Egypte : face aux manifestants, Al-Sissi se distingue par son silence

Published 22/09/2019 in https:2019/09/22/

Egypte : face aux manifestants, Al-Sissi se distingue par son silence
Le président Al-Sissi le 19 juin à Bucarest, en Roumanie.

Analyse

Actuellement à New York, le président égyptien n’a pas répondu aux manifestants. Les contours du mouvement qui débute restent difficilement lisibles.

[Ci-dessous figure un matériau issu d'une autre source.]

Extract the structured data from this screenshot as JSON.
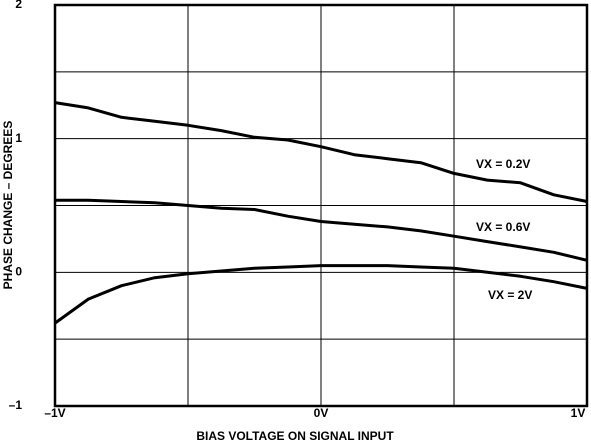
{
  "chart_data": {
    "type": "line",
    "x_label": "BIAS VOLTAGE ON SIGNAL INPUT",
    "y_label": "PHASE CHANGE – DEGREES",
    "x": [
      -1,
      -0.875,
      -0.75,
      -0.625,
      -0.5,
      -0.375,
      -0.25,
      -0.125,
      0,
      0.125,
      0.25,
      0.375,
      0.5,
      0.625,
      0.75,
      0.875,
      1
    ],
    "series": [
      {
        "name": "VX = 0.2V",
        "color": "#000000",
        "values": [
          1.27,
          1.23,
          1.16,
          1.13,
          1.1,
          1.06,
          1.01,
          0.99,
          0.94,
          0.88,
          0.85,
          0.82,
          0.74,
          0.69,
          0.67,
          0.58,
          0.53
        ]
      },
      {
        "name": "VX = 0.6V",
        "color": "#000000",
        "values": [
          0.54,
          0.54,
          0.53,
          0.52,
          0.5,
          0.48,
          0.47,
          0.42,
          0.38,
          0.36,
          0.34,
          0.31,
          0.27,
          0.23,
          0.19,
          0.15,
          0.09
        ]
      },
      {
        "name": "VX = 2V",
        "color": "#000000",
        "values": [
          -0.38,
          -0.2,
          -0.1,
          -0.04,
          -0.01,
          0.01,
          0.03,
          0.04,
          0.05,
          0.05,
          0.05,
          0.04,
          0.03,
          0,
          -0.03,
          -0.07,
          -0.12
        ]
      }
    ],
    "xlim": [
      -1,
      1
    ],
    "xticks": [
      {
        "value": -1,
        "label": "–1V"
      },
      {
        "value": -0.5,
        "label": null
      },
      {
        "value": 0,
        "label": "0V"
      },
      {
        "value": 0.5,
        "label": null
      },
      {
        "value": 1,
        "label": "1V"
      }
    ],
    "ylim": [
      -1,
      2
    ],
    "yticks": [
      {
        "value": -1,
        "label": "–1"
      },
      {
        "value": -0.5,
        "label": null
      },
      0,
      {
        "value": 0.5,
        "label": null
      },
      1,
      {
        "value": 1.5,
        "label": null
      },
      2
    ],
    "grid": true
  }
}
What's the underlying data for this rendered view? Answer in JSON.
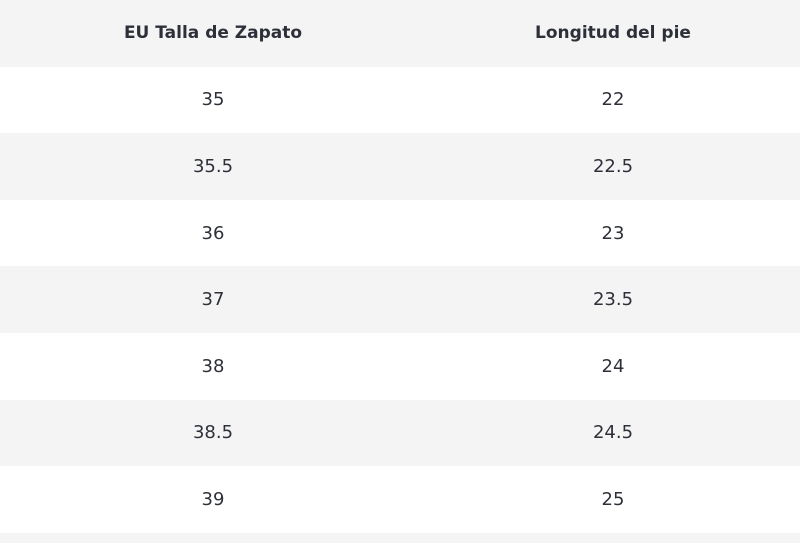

Vendredi dernier, lorsqu’il a quitté le Caire pour New York – où il doit s’exprimer devant l’Assemblée générale de l’ONU mercredi prochain – le président Abdel Fattah al-Sissi ne pouvait ignorer que le couvercle tenait à peine sur la marmite bouillonnante de son pays. Son détracteur en chef, Mohamed Ali, venait pour la première fois d’appeler les Egyptiens à descendre dans les rues après le match de foot entre les deux grandes équipes de la capitale pour manifester leur colère. L’homme d’affaires qui a bouleversé la scène politique égyptienne en dénonçant dans ses vidéos la corruption au sein de l’armée et de l’entourage du président venait de lancer un nouveau défi inédit au pouvoir.

L’absence et le silence du maréchal Al-Sissi, au moment où la révolte dirigée en grande partie contre sa personne a éclaté dans les rues égyptiennes, ont suscité étonnement et interrogations au sein de la population et parmi les observateurs de l’Egypte.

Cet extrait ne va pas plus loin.